Wolfe Island

Lucy Treloar’s book Salt Creek is one I have read several times, bought and given away and bought other copies to send to friends. When Wolfe Island was published, I waited and waited for the UK paperback to come out.

Three years later with no sign of it I asked the author why not. She told me that the British publishers thought climate change a hard sell especially at the beginning of the Covid pandemic. My reaction was one of amazement. Salt Creek had won awards – how hard a sell could it be? Although Ms Treloar offered to post me a copy from Australia, I decided that it was too much too ask so downloaded an Audible copy.

I am not fond of audio books, no that’s not quite true. I can’t do other things while listening to an audio book. I have to give it my full attention and listen at the pace of the narrator. In this case Abbe Holmes was a terrific narrator.

This book is set in the US in the future rather than South Australia almost two hundred years ago but there are similarities. In Salt Creek, it is the aboriginals who know how to use the riches of the coast and the white settlers who disturb the equilibrium. In Wolfe Island, Kitty, with her dog, Girl, is the last inhabitant of an island off the East coast of a family tracing its heritage back to the 1600s. She enjoys the solitude, hates the mainland and left her family to return to solitude rather than stay where she felt uncomfortable. Her family is bound up in this island and she feels unable to relinquish it and make a living from making artworks from what she scavenges from the shore.

Bit by bit, climate change is taking the land back to the sea, the consequence of man’s disturbance of the natural way of existence. In both books the author displays deep knowledge of the land, the sea and the seasons.

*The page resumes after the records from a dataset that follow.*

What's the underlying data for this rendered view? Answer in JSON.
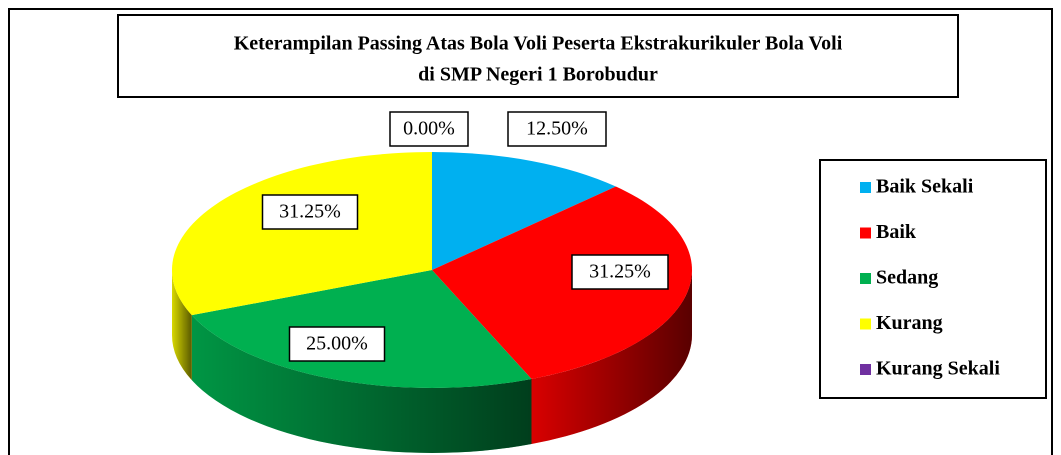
{
  "chart_data": {
    "type": "pie",
    "title": "Keterampilan Passing Atas Bola Voli Peserta Ekstrakurikuler Bola Voli",
    "subtitle": "di SMP Negeri 1 Borobudur",
    "categories": [
      "Baik Sekali",
      "Baik",
      "Sedang",
      "Kurang",
      "Kurang Sekali"
    ],
    "values": [
      12.5,
      31.25,
      25,
      31.25,
      0
    ],
    "value_labels": [
      "12.50%",
      "31.25%",
      "25.00%",
      "31.25%",
      "0.00%"
    ],
    "colors": [
      "#00b0f0",
      "#ff0000",
      "#00b050",
      "#ffff00",
      "#7030a0"
    ],
    "legend": "right"
  }
}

Kitty is disturbed by the arrival of her granddaughter, Cat, with Josh, Luis and a child, Allejandra who are on the run.

Over the course of the year, we find out Kitty’s story and her developing relationship with the newcomers but with a sense of foreboding of things not right and the encroaching end to Kitty’s way of life.

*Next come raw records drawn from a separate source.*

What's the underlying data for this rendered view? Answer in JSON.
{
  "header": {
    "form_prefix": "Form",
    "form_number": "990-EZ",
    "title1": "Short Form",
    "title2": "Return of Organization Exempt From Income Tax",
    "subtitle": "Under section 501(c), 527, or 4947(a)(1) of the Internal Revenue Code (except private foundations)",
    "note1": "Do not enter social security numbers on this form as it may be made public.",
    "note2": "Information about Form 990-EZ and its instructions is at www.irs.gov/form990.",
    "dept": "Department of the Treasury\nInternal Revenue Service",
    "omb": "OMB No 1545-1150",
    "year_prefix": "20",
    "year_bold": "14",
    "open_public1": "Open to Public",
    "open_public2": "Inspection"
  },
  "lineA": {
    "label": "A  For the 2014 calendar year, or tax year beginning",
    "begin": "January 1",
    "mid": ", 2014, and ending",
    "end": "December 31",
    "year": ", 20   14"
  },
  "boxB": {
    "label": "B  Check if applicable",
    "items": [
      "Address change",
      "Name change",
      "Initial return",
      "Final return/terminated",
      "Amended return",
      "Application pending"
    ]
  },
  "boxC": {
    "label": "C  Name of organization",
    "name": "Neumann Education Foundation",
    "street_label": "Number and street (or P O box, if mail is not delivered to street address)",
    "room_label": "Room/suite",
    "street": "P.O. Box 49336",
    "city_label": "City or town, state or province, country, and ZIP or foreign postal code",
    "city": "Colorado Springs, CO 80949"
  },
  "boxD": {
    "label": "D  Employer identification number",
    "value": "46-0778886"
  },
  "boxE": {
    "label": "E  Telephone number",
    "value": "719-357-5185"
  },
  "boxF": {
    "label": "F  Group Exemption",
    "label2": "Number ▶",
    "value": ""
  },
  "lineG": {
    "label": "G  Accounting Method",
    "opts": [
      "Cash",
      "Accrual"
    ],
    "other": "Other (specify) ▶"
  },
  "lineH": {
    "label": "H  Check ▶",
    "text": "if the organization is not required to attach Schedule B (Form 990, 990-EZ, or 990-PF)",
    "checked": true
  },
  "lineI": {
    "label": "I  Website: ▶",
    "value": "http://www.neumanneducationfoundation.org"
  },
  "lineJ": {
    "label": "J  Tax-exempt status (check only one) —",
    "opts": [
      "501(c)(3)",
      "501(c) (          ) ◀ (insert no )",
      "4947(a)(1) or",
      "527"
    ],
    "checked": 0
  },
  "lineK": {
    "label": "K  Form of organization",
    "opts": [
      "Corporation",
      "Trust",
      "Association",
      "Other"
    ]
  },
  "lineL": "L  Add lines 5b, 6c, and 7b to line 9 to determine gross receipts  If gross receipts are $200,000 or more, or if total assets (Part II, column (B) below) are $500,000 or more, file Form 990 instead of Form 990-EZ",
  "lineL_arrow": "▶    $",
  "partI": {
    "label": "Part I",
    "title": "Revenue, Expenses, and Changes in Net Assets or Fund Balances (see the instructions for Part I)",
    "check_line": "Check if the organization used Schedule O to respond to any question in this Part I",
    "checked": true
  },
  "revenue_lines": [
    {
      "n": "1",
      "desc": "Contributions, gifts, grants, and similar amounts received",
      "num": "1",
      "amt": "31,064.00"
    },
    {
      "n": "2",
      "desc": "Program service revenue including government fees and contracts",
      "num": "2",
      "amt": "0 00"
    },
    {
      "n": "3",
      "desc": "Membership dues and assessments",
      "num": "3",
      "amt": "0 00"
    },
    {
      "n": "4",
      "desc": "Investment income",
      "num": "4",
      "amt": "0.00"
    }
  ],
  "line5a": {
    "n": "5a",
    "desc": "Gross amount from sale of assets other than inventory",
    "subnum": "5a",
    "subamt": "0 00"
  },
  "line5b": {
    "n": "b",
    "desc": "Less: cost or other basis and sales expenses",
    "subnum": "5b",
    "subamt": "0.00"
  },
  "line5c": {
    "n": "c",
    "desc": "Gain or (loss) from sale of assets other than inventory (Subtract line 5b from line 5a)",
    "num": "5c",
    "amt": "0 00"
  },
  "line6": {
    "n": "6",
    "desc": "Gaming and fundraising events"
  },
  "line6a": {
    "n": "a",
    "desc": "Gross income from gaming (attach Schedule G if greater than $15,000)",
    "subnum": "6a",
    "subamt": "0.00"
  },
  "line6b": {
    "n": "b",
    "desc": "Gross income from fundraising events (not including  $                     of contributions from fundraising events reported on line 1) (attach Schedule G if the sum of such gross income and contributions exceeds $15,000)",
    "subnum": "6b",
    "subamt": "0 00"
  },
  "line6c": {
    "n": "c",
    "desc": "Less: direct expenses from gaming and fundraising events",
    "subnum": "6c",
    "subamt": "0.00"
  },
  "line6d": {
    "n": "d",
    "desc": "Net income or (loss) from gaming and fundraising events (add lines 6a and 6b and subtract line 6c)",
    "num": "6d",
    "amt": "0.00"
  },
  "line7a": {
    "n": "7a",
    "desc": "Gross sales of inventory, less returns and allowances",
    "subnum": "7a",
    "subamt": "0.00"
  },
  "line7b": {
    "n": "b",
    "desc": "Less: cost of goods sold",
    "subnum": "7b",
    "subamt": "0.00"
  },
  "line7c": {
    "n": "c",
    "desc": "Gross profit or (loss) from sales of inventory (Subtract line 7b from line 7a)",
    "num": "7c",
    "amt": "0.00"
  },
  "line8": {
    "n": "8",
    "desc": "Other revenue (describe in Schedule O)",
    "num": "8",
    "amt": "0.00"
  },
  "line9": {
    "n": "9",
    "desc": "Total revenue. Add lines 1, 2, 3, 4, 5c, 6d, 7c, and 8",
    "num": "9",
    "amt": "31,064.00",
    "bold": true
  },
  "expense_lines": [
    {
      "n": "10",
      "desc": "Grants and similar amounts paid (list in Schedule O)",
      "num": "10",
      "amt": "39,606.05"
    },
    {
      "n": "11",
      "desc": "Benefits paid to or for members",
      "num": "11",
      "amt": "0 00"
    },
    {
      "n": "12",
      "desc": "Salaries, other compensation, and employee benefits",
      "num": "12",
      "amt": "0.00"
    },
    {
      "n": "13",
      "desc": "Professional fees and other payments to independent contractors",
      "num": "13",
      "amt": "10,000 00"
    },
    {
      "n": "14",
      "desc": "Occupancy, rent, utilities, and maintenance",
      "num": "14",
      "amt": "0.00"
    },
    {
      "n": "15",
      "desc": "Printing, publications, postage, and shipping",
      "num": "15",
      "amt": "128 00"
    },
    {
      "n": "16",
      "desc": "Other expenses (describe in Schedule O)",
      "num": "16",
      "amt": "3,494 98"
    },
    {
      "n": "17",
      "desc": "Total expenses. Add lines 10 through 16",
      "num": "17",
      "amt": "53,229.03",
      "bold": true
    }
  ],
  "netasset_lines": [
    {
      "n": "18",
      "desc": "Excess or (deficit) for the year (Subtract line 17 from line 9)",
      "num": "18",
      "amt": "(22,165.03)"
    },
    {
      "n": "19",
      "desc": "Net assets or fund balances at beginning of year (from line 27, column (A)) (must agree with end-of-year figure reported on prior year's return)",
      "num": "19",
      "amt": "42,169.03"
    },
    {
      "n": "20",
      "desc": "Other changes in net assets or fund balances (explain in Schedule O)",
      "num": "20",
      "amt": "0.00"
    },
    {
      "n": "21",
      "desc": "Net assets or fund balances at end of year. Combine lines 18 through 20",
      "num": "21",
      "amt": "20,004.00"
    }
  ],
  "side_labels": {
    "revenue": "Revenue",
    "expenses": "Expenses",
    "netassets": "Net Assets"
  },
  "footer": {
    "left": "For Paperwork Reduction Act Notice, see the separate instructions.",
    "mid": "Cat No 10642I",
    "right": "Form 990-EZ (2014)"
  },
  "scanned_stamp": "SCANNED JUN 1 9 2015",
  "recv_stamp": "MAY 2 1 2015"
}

The second part is much darker as Kitty tries to save the lives of the runaways with the addition of her new great granddaughter, Treasure. It’s a dystopian world of fear, suspicion, danger and loss. The tension never drops until Kitty find her way back home, having completed her mission to the best of her ability. Her island is gone but she finds a way to live again, accepting the guilt of her actions.

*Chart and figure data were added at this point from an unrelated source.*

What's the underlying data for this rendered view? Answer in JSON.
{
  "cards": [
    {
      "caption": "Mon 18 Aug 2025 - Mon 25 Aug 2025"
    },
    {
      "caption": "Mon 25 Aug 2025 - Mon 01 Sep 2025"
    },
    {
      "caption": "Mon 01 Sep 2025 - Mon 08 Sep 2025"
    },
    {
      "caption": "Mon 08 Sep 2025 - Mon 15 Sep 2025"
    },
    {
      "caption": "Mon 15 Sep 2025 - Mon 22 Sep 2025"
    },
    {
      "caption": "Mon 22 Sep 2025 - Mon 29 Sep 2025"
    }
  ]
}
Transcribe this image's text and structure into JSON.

Wow! What a book. The language is sheer poetry, the ideas are current. A post Trumpian world where migrants from the south are hunted, jailed and tortured. Where climate change is souring the land and bringing poverty, unemployment and hardship to those who live near the coast, where ways of life are ending without new beginnings being found.

This is a must read. British publishers, shame on you for not picking up this book. How very dare you.